Enhanced expression of CaMKIID, a pleiotropic kinase that is responsive to changes in intracellular calcium [15], was observed within 3 hours in the affected myocardium in the NSTE-ACS model (Figure 7A). There was no significant change in HIF-1α gene expression in the affected myocardium (Figure 7B). In keeping with previous studies showing that myocardial mitochondrial biogenesis is promoted in response to ischemia [16], T2 changes within the affected myocardium of the NSTE-ACS animals correlated with increased mitochondria-related gene expression (Figure 7C).
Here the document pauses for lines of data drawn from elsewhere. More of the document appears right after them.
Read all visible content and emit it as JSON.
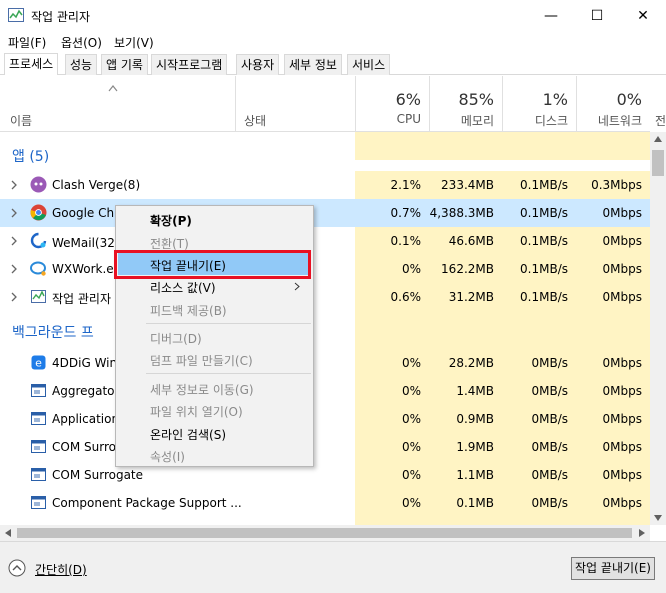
{
  "window": {
    "title": "작업 관리자",
    "min_label": "—",
    "max_label": "☐",
    "close_label": "✕"
  },
  "menu": [
    "파일(F)",
    "옵션(O)",
    "보기(V)"
  ],
  "tabs": [
    "프로세스",
    "성능",
    "앱 기록",
    "시작프로그램",
    "사용자",
    "세부 정보",
    "서비스"
  ],
  "columns": {
    "name": "이름",
    "status": "상태",
    "cpu_pct": "6%",
    "cpu": "CPU",
    "mem_pct": "85%",
    "mem": "메모리",
    "disk_pct": "1%",
    "disk": "디스크",
    "net_pct": "0%",
    "net": "네트워크",
    "extra": "전"
  },
  "groups": {
    "apps": "앱 (5)",
    "background": "백그라운드 프"
  },
  "rows": [
    {
      "name": "Clash Verge(8)",
      "cpu": "2.1%",
      "mem": "233.4MB",
      "disk": "0.1MB/s",
      "net": "0.3Mbps"
    },
    {
      "name": "Google Chr",
      "cpu": "0.7%",
      "mem": "4,388.3MB",
      "disk": "0.1MB/s",
      "net": "0Mbps"
    },
    {
      "name": "WeMail(32비",
      "cpu": "0.1%",
      "mem": "46.6MB",
      "disk": "0.1MB/s",
      "net": "0Mbps"
    },
    {
      "name": "WXWork.exe",
      "cpu": "0%",
      "mem": "162.2MB",
      "disk": "0.1MB/s",
      "net": "0Mbps"
    },
    {
      "name": "작업 관리자",
      "cpu": "0.6%",
      "mem": "31.2MB",
      "disk": "0.1MB/s",
      "net": "0Mbps"
    },
    {
      "name": "4DDiG Win",
      "cpu": "0%",
      "mem": "28.2MB",
      "disk": "0MB/s",
      "net": "0Mbps"
    },
    {
      "name": "Aggregator",
      "cpu": "0%",
      "mem": "1.4MB",
      "disk": "0MB/s",
      "net": "0Mbps"
    },
    {
      "name": "Application",
      "cpu": "0%",
      "mem": "0.9MB",
      "disk": "0MB/s",
      "net": "0Mbps"
    },
    {
      "name": "COM Surro",
      "cpu": "0%",
      "mem": "1.9MB",
      "disk": "0MB/s",
      "net": "0Mbps"
    },
    {
      "name": "COM Surrogate",
      "cpu": "0%",
      "mem": "1.1MB",
      "disk": "0MB/s",
      "net": "0Mbps"
    },
    {
      "name": "Component Package Support ...",
      "cpu": "0%",
      "mem": "0.1MB",
      "disk": "0MB/s",
      "net": "0Mbps"
    }
  ],
  "context_menu": [
    "확장(P)",
    "전환(T)",
    "작업 끝내기(E)",
    "리소스 값(V)",
    "피드백 제공(B)",
    "디버그(D)",
    "덤프 파일 만들기(C)",
    "세부 정보로 이동(G)",
    "파일 위치 열기(O)",
    "온라인 검색(S)",
    "속성(I)"
  ],
  "footer": {
    "fewer": "간단히(D)",
    "end_task": "작업 끝내기(E)"
  },
  "colors": {
    "highlight": "#fff4c4",
    "selected": "#cce8ff",
    "accent": "#1e66c8",
    "red_box": "#e81123"
  }
}
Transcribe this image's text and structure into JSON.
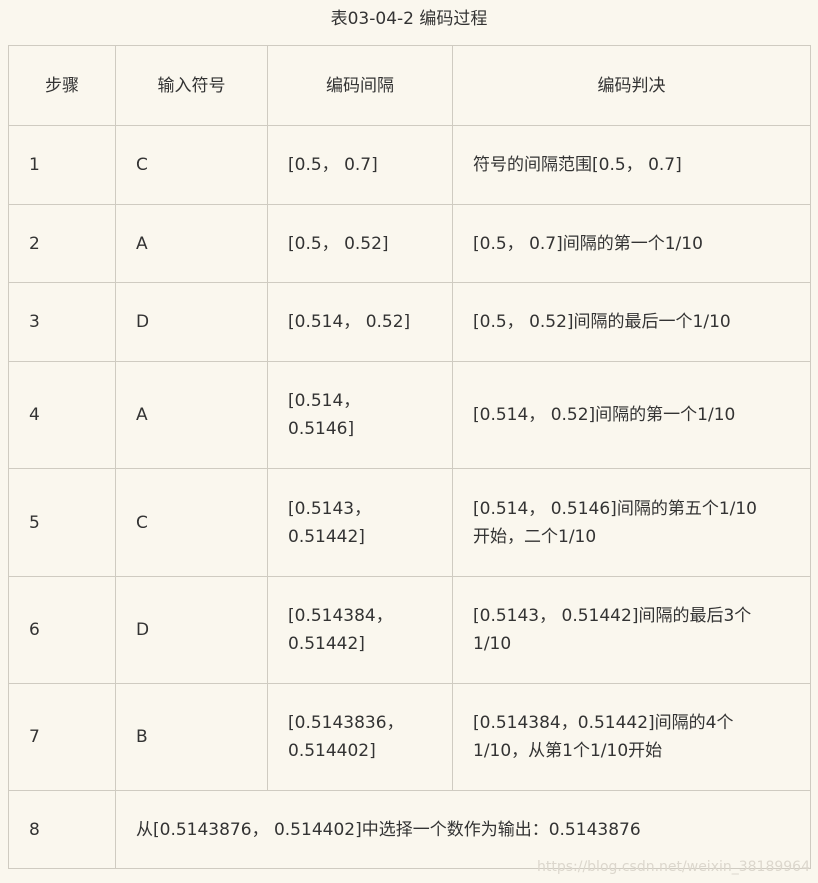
{
  "caption": "表03-04-2 编码过程",
  "headers": [
    "步骤",
    "输入符号",
    "编码间隔",
    "编码判决"
  ],
  "rows": [
    {
      "step": "1",
      "symbol": "C",
      "interval": [
        "[0.5， 0.7]"
      ],
      "decision": [
        "符号的间隔范围[0.5， 0.7]"
      ]
    },
    {
      "step": "2",
      "symbol": "A",
      "interval": [
        "[0.5， 0.52]"
      ],
      "decision": [
        "[0.5， 0.7]间隔的第一个1/10"
      ]
    },
    {
      "step": "3",
      "symbol": "D",
      "interval": [
        "[0.514， 0.52]"
      ],
      "decision": [
        "[0.5， 0.52]间隔的最后一个1/10"
      ]
    },
    {
      "step": "4",
      "symbol": "A",
      "interval": [
        "[0.514，",
        "0.5146]"
      ],
      "decision": [
        "[0.514， 0.52]间隔的第一个1/10"
      ]
    },
    {
      "step": "5",
      "symbol": "C",
      "interval": [
        "[0.5143，",
        "0.51442]"
      ],
      "decision": [
        "[0.514， 0.5146]间隔的第五个1/10",
        "开始，二个1/10"
      ]
    },
    {
      "step": "6",
      "symbol": "D",
      "interval": [
        "[0.514384，",
        "0.51442]"
      ],
      "decision": [
        "[0.5143， 0.51442]间隔的最后3个",
        "1/10"
      ]
    },
    {
      "step": "7",
      "symbol": "B",
      "interval": [
        "[0.5143836，",
        "0.514402]"
      ],
      "decision": [
        "[0.514384，0.51442]间隔的4个",
        "1/10，从第1个1/10开始"
      ]
    }
  ],
  "final_row": {
    "step": "8",
    "text": "从[0.5143876， 0.514402]中选择一个数作为输出：0.5143876"
  },
  "watermark": "https://blog.csdn.net/weixin_38189964"
}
Despite the advantages of this large-animal model (e.g., compared to rodents [36]) in terms of modeling human ischemic heart disease, we recognize certain model limitations. First, we did not extend the period of ischemia beyond a 3-4 hour window; as such, the consequence of the observed T2 alterations in terms of longer-term tissue viability remains unclear. Due to concerns regarding adequate myocardial tissue availability after histopathological and oxygen respiration analyses, and the lack of invasive catheterization in unoperated shams, microspheres were only delivered in 5 animals. While we did not directly measure coronary artery stenosis or absolute coronary blood flow rates (only relative flow rates were obtained), this model produces mechanical restriction of the cross sectional coronary diameter (as dictated by the surgical protocol) and was shown to reliably reduce tissue perfusion, particularly following demand pacing, as reflected by tissue microsphere quantification. Absolute flow measurements may be incorporated into future studies. In terms of tissue bioenergetics, while it would be optimal to measure in vivo myocardial VO₂ and ATP levels, the demonstrated decrease in tissue VO₂ measured ex vivo under conditions of excess oxygen supply and associated changes in CaMKIID and mitochondrial biogenesis are in keeping with established bioenergetics adaptations to tissue hypoxia [15, 37]. It is postulated that a lower metabolic state (stunning or hibernation) and a transition from aerobic towards anaerobic respiration is an adaptation that prevents lethal ATP depletion in the context of limited oxygen supply; further investigation using techniques such as phosphorus spectroscopy would help corroborate or refute this proposition.